In 1998 I began using soft linoleum to make relief prints. I soon discovered other carving surfaces such as soft rubber, and then wood. I've also used styrofoam, craft foam, and other surfaces.
I used to make artist trading cards of people as well. They were usually painted or drawn, but I also did a series of printed ones as well(see above) This led to making individual portraits as well (below)
|The Believer, woodcut 2003|
|woodcut print, 2004|
I also began making a lot more of the prints from wood. I worked at a wine warehouse for awhile and used to collect the wood from wine crates. It was usually a smooth soft pine. After pulling out the nails and staples it was ready to carve.
The profiles I made were a reflection on individuals I may or may not have seen previously. In other words I make up these portraits from out of my head. They are not of a particular person that is really alive, though at times I can see something in them that reminds me of people I have known. I try to make them look humorous in a way, though other feelings do emerge.
The Man with Pipe is a linocut reduction print , meaning that the soft linoleum is carved, then printed, then carved and printed again, and so on until the block is reduced to small details. The Handyman is a reduction wood cut. It is printed from wine crate wood from Australia.
These black and white prints were also done on wine crate wood. I do not sand or alter the wood before carving. The wood warps and splits easily so it must be kept dry and flat.
Shortly after moving to Seattle in 1998 I began to explore printmaking. With the encouragement of a friend who lent me the tools and linoleum to make my first print, I soon became obsessed with making relief imagery. With a new city to explore, I began to take in the sites around me which soon inspired my own artistic vision of archways, stadiums, and viaducts.

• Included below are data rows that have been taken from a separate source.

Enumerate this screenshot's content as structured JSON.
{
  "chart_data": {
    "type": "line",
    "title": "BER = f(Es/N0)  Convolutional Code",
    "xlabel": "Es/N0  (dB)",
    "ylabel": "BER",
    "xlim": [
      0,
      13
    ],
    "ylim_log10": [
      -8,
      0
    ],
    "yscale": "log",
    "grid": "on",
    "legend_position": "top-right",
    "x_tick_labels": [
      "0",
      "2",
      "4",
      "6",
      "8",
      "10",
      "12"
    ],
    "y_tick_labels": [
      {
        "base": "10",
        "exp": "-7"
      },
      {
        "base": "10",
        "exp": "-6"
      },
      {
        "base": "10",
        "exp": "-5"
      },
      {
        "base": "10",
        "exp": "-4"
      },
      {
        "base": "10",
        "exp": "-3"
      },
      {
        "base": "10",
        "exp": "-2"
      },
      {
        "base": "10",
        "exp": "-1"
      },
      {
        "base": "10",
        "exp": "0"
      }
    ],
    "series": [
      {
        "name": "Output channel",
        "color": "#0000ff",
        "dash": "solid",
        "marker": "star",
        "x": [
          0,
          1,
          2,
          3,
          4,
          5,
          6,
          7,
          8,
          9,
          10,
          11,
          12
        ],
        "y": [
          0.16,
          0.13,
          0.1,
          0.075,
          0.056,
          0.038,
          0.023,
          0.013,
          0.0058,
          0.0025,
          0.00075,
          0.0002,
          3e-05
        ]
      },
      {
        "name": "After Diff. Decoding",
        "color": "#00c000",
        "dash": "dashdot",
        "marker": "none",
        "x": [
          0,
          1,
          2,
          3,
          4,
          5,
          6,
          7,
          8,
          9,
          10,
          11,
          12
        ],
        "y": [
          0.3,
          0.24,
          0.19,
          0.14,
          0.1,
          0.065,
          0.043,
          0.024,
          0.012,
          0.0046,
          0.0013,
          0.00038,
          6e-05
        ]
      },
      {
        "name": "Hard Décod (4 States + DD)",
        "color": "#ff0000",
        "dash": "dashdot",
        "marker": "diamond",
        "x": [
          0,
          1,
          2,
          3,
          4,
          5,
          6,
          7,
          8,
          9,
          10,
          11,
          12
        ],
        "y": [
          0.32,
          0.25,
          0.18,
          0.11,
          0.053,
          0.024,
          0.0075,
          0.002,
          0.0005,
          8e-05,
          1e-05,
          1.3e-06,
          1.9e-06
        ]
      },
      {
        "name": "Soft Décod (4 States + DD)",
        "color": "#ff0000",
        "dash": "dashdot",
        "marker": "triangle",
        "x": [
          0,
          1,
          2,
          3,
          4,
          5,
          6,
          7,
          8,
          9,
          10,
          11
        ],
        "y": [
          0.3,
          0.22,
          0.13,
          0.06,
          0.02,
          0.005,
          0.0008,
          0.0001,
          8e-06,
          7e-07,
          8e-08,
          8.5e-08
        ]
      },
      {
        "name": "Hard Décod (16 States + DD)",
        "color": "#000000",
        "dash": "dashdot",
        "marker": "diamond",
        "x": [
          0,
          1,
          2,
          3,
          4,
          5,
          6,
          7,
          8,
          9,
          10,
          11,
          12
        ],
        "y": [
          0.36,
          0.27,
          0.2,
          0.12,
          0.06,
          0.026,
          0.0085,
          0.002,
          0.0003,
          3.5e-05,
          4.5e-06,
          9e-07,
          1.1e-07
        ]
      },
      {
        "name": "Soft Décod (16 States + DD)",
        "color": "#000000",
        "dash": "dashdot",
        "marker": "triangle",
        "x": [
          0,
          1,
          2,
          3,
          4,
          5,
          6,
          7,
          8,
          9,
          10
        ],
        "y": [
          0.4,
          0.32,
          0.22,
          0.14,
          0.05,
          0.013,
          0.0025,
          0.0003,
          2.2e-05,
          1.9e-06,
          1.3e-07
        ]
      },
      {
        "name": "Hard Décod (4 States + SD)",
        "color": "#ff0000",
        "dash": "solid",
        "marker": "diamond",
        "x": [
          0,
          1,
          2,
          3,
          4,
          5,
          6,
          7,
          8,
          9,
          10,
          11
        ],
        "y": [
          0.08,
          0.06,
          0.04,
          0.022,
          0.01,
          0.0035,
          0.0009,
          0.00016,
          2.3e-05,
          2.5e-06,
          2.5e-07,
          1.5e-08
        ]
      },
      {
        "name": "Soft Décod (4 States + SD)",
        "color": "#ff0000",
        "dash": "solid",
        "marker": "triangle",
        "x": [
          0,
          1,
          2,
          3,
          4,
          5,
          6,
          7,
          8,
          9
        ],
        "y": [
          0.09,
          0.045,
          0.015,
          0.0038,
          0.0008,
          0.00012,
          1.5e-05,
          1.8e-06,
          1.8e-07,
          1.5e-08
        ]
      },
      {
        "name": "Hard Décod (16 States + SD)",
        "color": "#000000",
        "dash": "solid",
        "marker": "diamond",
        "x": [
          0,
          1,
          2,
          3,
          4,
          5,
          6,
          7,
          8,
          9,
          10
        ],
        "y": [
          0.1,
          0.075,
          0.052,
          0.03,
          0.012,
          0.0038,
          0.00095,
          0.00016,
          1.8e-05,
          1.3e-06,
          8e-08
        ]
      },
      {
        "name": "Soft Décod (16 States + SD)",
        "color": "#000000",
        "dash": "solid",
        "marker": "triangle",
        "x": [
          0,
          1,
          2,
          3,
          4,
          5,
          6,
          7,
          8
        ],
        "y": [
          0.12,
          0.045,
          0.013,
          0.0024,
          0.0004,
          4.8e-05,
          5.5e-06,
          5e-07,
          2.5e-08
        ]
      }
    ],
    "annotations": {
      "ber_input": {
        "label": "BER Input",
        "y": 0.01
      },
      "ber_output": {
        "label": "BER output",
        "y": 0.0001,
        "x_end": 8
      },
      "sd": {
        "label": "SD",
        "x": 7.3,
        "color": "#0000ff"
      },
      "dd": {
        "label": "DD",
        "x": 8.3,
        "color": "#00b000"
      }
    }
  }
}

|3 color reduction linocut|
|Dwelling, 3 color linocut relief|
In 2004 I began to apply my ink in different ways to my blocks. I would roll on multiple colors at a time, layering some, erasing and brushing accents. At times it became almost like painting.
I've always enjoyed the graphic qualities in the relief process. There is a visual play that happens between the positive and negative space. Sometimes a one color, or plain black and white print can be quite effective.
For many of my prints I used discarded wood. Sometimes the texture of the wood reveals itself in the print(see above) Worn wood can act as a sort of shading device that puts the print in a new light. In 2007 a pipe burst in my basement in the room I used as a print studio. Many of my prints were destroyed or damaged. The prints above and below has staining due to the accident.